The Bible says that God is the creator of all things. He is holy, that means he is perfect. He has never sinned and will never sin.
Romans 1:20 For his invisible attributes, namely, his eternal power and divine nature, have been clearly perceived, ever since the creation of the world, in the things that have been made. So they are without excuse.
However, the Bible says that man is sinful and in need of forgiveness from our rebellion against God.
Romans 3:23 for all have sinned and fall short of the glory of God,
The Bible says that the punishment for our sin is death; separation from God here on earth and for all eternity. Because God is holy and just, our sin literally cuts us off from Him.
Romans 6:23 For the wages of sin is death
But God loves us so much that he didn’t leave us here in our depravity. He gave us a way to reconcile our relationship with Him. He gave us a way to be made holy in His eyes. He sent His only son, Jesus, to come and live a perfect life, die on the cross to pay the punishment for our sin (past, present, and future) and conquer death by rising from the dead on the third day.

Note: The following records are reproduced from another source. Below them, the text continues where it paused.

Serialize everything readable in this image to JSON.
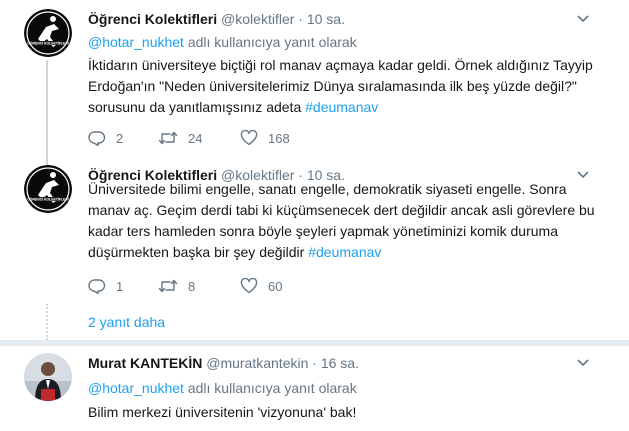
{
  "tweets": [
    {
      "name": "Öğrenci Kolektifleri",
      "handle": "@kolektifler",
      "dot": "·",
      "time": "10 sa.",
      "reply_mention": "@hotar_nukhet",
      "reply_suffix": "adlı kullanıcıya yanıt olarak",
      "text_lines": [
        "İktidarın üniversiteye biçtiği rol manav açmaya kadar geldi. Örnek aldığınız Tayyip",
        "Erdoğan'ın \"Neden üniversitelerimiz Dünya sıralamasında ilk beş yüzde değil?\"",
        "sorusunu da yanıtlamışsınız adeta"
      ],
      "hashtag": "#deumanav",
      "replies": "2",
      "retweets": "24",
      "likes": "168"
    },
    {
      "name": "Öğrenci Kolektifleri",
      "handle": "@kolektifler",
      "dot": "·",
      "time": "10 sa.",
      "text_lines": [
        "Üniversitede bilimi engelle, sanatı engelle, demokratik siyaseti engelle. Sonra",
        "manav aç. Geçim derdi tabi ki küçümsenecek dert değildir ancak asli görevlere bu",
        "kadar ters hamleden sonra böyle şeyleri yapmak yönetiminizi komik duruma",
        "düşürmekten başka bir şey değildir"
      ],
      "hashtag": "#deumanav",
      "replies": "1",
      "retweets": "8",
      "likes": "60"
    },
    {
      "name": "Murat KANTEKİN",
      "handle": "@muratkantekin",
      "dot": "·",
      "time": "16 sa.",
      "reply_mention": "@hotar_nukhet",
      "reply_suffix": "adlı kullanıcıya yanıt olarak",
      "text_lines": [
        "Bilim merkezi üniversitenin 'vizyonuna' bak!"
      ]
    }
  ],
  "more_replies": "2 yanıt daha",
  "colors": {
    "link": "#1da1f2",
    "muted": "#657786",
    "separator": "#e6ecf0",
    "thread_line": "#ccd6dd"
  },
  "icons": {
    "caret": "chevron-down-icon",
    "reply": "reply-icon",
    "retweet": "retweet-icon",
    "like": "heart-icon"
  }
}
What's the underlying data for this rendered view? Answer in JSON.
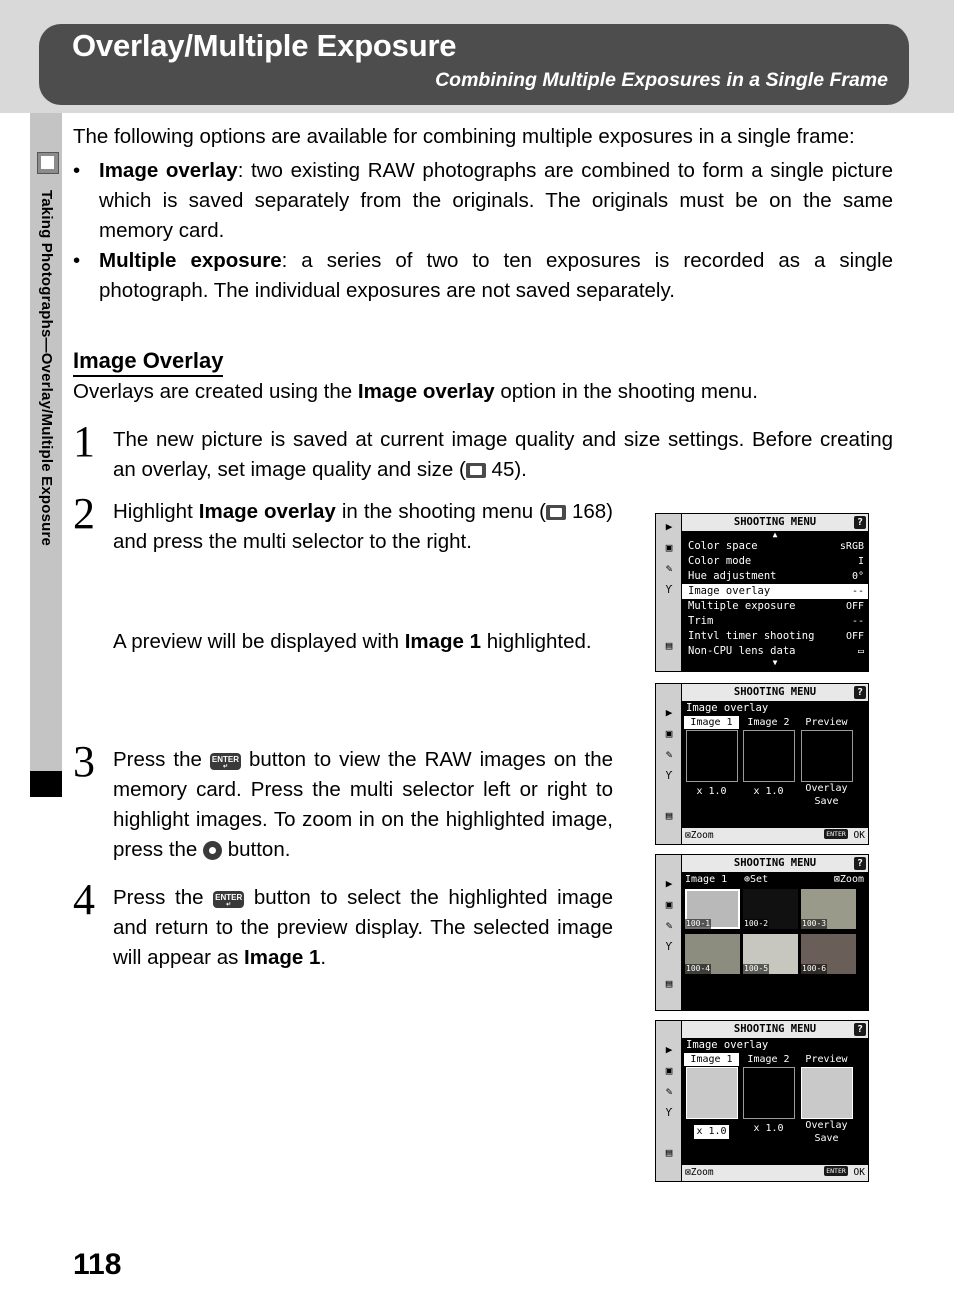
{
  "header": {
    "title": "Overlay/Multiple Exposure",
    "subtitle": "Combining Multiple Exposures in a Single Frame"
  },
  "side_tab": {
    "label": "Taking Photographs—Overlay/Multiple Exposure"
  },
  "intro": "The following options are available for combining multiple exposures in a single frame:",
  "bullets": [
    {
      "term": "Image overlay",
      "rest": ": two existing RAW photographs are combined to form a single picture which is saved separately from the originals.  The originals must be on the same memory card."
    },
    {
      "term": "Multiple exposure",
      "rest": ": a series of two to ten exposures is recorded as a single photograph.  The individual exposures are not saved separately."
    }
  ],
  "section": {
    "heading": "Image Overlay",
    "lead_a": "Overlays are created using the ",
    "lead_b": "Image overlay",
    "lead_c": " option in the shooting menu."
  },
  "steps": [
    {
      "num": "1",
      "parts": {
        "a": "The new picture is saved at current image quality and size settings.  Before creating an overlay, set image quality and size (",
        "b": " 45)."
      }
    },
    {
      "num": "2",
      "parts": {
        "a": "Highlight ",
        "bold": "Image overlay",
        "b": " in the shooting menu (",
        "c": " 168) and press the multi selector to the right."
      },
      "follow": {
        "a": "A preview will be displayed with ",
        "bold": "Image 1",
        "b": " highlighted."
      }
    },
    {
      "num": "3",
      "parts": {
        "a": "Press the ",
        "b": " button to view the RAW images on the memory card.  Press the multi selector left or right to highlight images.  To zoom in on the highlighted image, press the ",
        "c": " button."
      }
    },
    {
      "num": "4",
      "parts": {
        "a": "Press the ",
        "b": " button to select the highlighted image and return to the preview display.  The selected image will appear as ",
        "bold": "Image 1",
        "c": "."
      }
    }
  ],
  "lcd_menu": {
    "title": "SHOOTING MENU",
    "help_icon": "?",
    "rail_icons": [
      "play-icon",
      "camera-icon",
      "pencil-icon",
      "wrench-icon",
      "list-icon"
    ],
    "rows": [
      {
        "label": "Color space",
        "value": "sRGB",
        "selected": false
      },
      {
        "label": "Color mode",
        "value": "I",
        "selected": false
      },
      {
        "label": "Hue adjustment",
        "value": "0°",
        "selected": false
      },
      {
        "label": "Image overlay",
        "value": "--",
        "selected": true
      },
      {
        "label": "Multiple exposure",
        "value": "OFF",
        "selected": false
      },
      {
        "label": "Trim",
        "value": "--",
        "selected": false
      },
      {
        "label": "Intvl timer shooting",
        "value": "OFF",
        "selected": false
      },
      {
        "label": "Non-CPU lens data",
        "value": "▭",
        "selected": false
      }
    ]
  },
  "lcd_overlay_a": {
    "title": "SHOOTING MENU",
    "help_icon": "?",
    "heading": "Image overlay",
    "columns": [
      {
        "header": "Image 1",
        "highlighted": true,
        "zoom": "x 1.0",
        "thumb": "empty"
      },
      {
        "header": "Image 2",
        "highlighted": false,
        "zoom": "x 1.0",
        "thumb": "empty"
      },
      {
        "header": "Preview",
        "highlighted": false,
        "actions": [
          "Overlay",
          "Save"
        ],
        "thumb": "empty"
      }
    ],
    "footer_left": "Zoom",
    "footer_right_badge": "ENTER",
    "footer_right": "OK"
  },
  "lcd_thumbs": {
    "title": "SHOOTING MENU",
    "help_icon": "?",
    "top_left": "Image 1",
    "top_mid": "Set",
    "top_right": "Zoom",
    "cells": [
      {
        "caption": "100-1",
        "selected": true
      },
      {
        "caption": "100-2",
        "selected": false
      },
      {
        "caption": "100-3",
        "selected": false
      },
      {
        "caption": "100-4",
        "selected": false
      },
      {
        "caption": "100-5",
        "selected": false
      },
      {
        "caption": "100-6",
        "selected": false
      }
    ]
  },
  "lcd_overlay_b": {
    "title": "SHOOTING MENU",
    "help_icon": "?",
    "heading": "Image overlay",
    "columns": [
      {
        "header": "Image 1",
        "highlighted": true,
        "zoom": "x 1.0",
        "zoom_highlighted": true,
        "thumb": "filled"
      },
      {
        "header": "Image 2",
        "highlighted": false,
        "zoom": "x 1.0",
        "thumb": "empty"
      },
      {
        "header": "Preview",
        "highlighted": false,
        "actions": [
          "Overlay",
          "Save"
        ],
        "thumb": "filled"
      }
    ],
    "footer_left": "Zoom",
    "footer_right_badge": "ENTER",
    "footer_right": "OK"
  },
  "page_number": "118"
}
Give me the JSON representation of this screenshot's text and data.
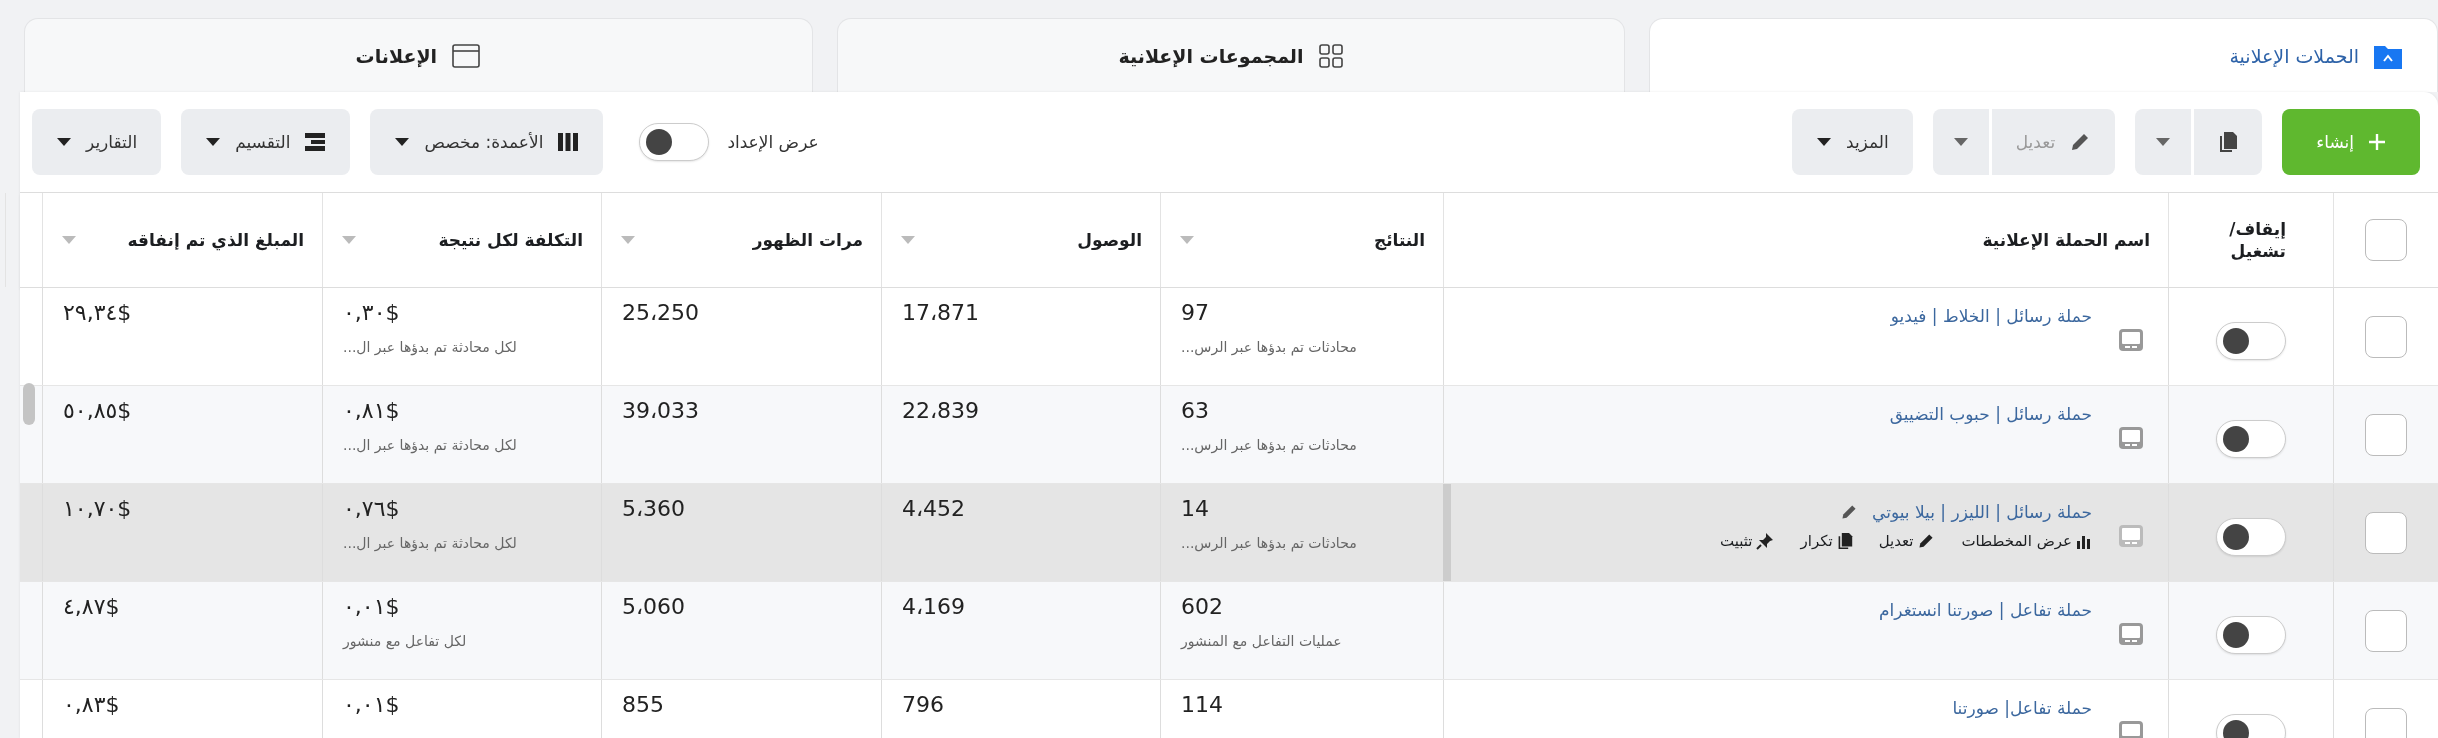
{
  "tabs": [
    {
      "label": "الحملات الإعلانية",
      "selected": true
    },
    {
      "label": "المجموعات الإعلانية",
      "selected": false
    },
    {
      "label": "الإعلانات",
      "selected": false
    }
  ],
  "toolbar": {
    "create": "إنشاء",
    "edit": {
      "label": "تعديل",
      "disabled": true
    },
    "more": "المزيد",
    "preview": {
      "label": "عرض الإعداد",
      "on": false
    },
    "columns": "الأعمدة: مخصص",
    "breakdown": "التقسيم",
    "reports": "التقارير"
  },
  "table": {
    "all_selected": false,
    "columns": [
      {
        "label": "إيقاف/ تشغيل",
        "sortable": false
      },
      {
        "label": "اسم الحملة الإعلانية",
        "sortable": false
      },
      {
        "label": "النتائج",
        "sortable": true
      },
      {
        "label": "الوصول",
        "sortable": true
      },
      {
        "label": "مرات الظهور",
        "sortable": true
      },
      {
        "label": "التكلفة لكل نتيجة",
        "sortable": true
      },
      {
        "label": "المبلغ الذي تم إنفاقه",
        "sortable": true
      }
    ],
    "rows": [
      {
        "selected": false,
        "on": false,
        "hovered": false,
        "name": "حملة رسائل | الخلاط | فيديو",
        "results": "97",
        "results_label": "محادثات تم بدؤها عبر الرس...",
        "reach": "17،871",
        "impressions": "25،250",
        "cost": "٠,٣٠$",
        "cost_label": "لكل محادثة تم بدؤها عبر ال...",
        "spent": "٢٩,٣٤$"
      },
      {
        "selected": false,
        "on": false,
        "hovered": false,
        "name": "حملة رسائل | حبوب التضييق",
        "results": "63",
        "results_label": "محادثات تم بدؤها عبر الرس...",
        "reach": "22،839",
        "impressions": "39،033",
        "cost": "٠,٨١$",
        "cost_label": "لكل محادثة تم بدؤها عبر ال...",
        "spent": "٥٠,٨٥$"
      },
      {
        "selected": false,
        "on": false,
        "hovered": true,
        "name": "حملة رسائل | الليزر | بيلا بيوتي",
        "results": "14",
        "results_label": "محادثات تم بدؤها عبر الرس...",
        "reach": "4،452",
        "impressions": "5،360",
        "cost": "٠,٧٦$",
        "cost_label": "لكل محادثة تم بدؤها عبر ال...",
        "spent": "١٠,٧٠$",
        "actions": [
          {
            "kind": "chart",
            "label": "عرض المخططات"
          },
          {
            "kind": "edit",
            "label": "تعديل"
          },
          {
            "kind": "copy",
            "label": "تكرار"
          },
          {
            "kind": "pin",
            "label": "تثبيت"
          }
        ]
      },
      {
        "selected": false,
        "on": false,
        "hovered": false,
        "name": "حملة تفاعل | صورتنا انستغرام",
        "results": "602",
        "results_label": "عمليات التفاعل مع المنشور",
        "reach": "4،169",
        "impressions": "5،060",
        "cost": "٠,٠١$",
        "cost_label": "لكل تفاعل مع منشور",
        "spent": "٤,٨٧$"
      },
      {
        "selected": false,
        "on": false,
        "hovered": false,
        "name": "حملة تفاعل| صورتنا",
        "results": "114",
        "reach": "796",
        "impressions": "855",
        "cost": "٠,٠١$",
        "spent": "٠,٨٣$"
      }
    ]
  }
}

Romans 5:8 but God shows his love for us in that while we were still sinners, Christ died for us.
If you believe this and confess Jesus is Lord of your life, you will have salvation. You can be made right with God and have a personal relationship with God. Confess your sin, repent and make Jesus the boss of your life and you can have salvation!
Romans 10:9-10 because, if you confess with your mouth that Jesus is Lord and believe in your heart that God raised him from the dead, you will be saved.10 For with the heart one believes and is justified, and with the mouth one confesses and is saved.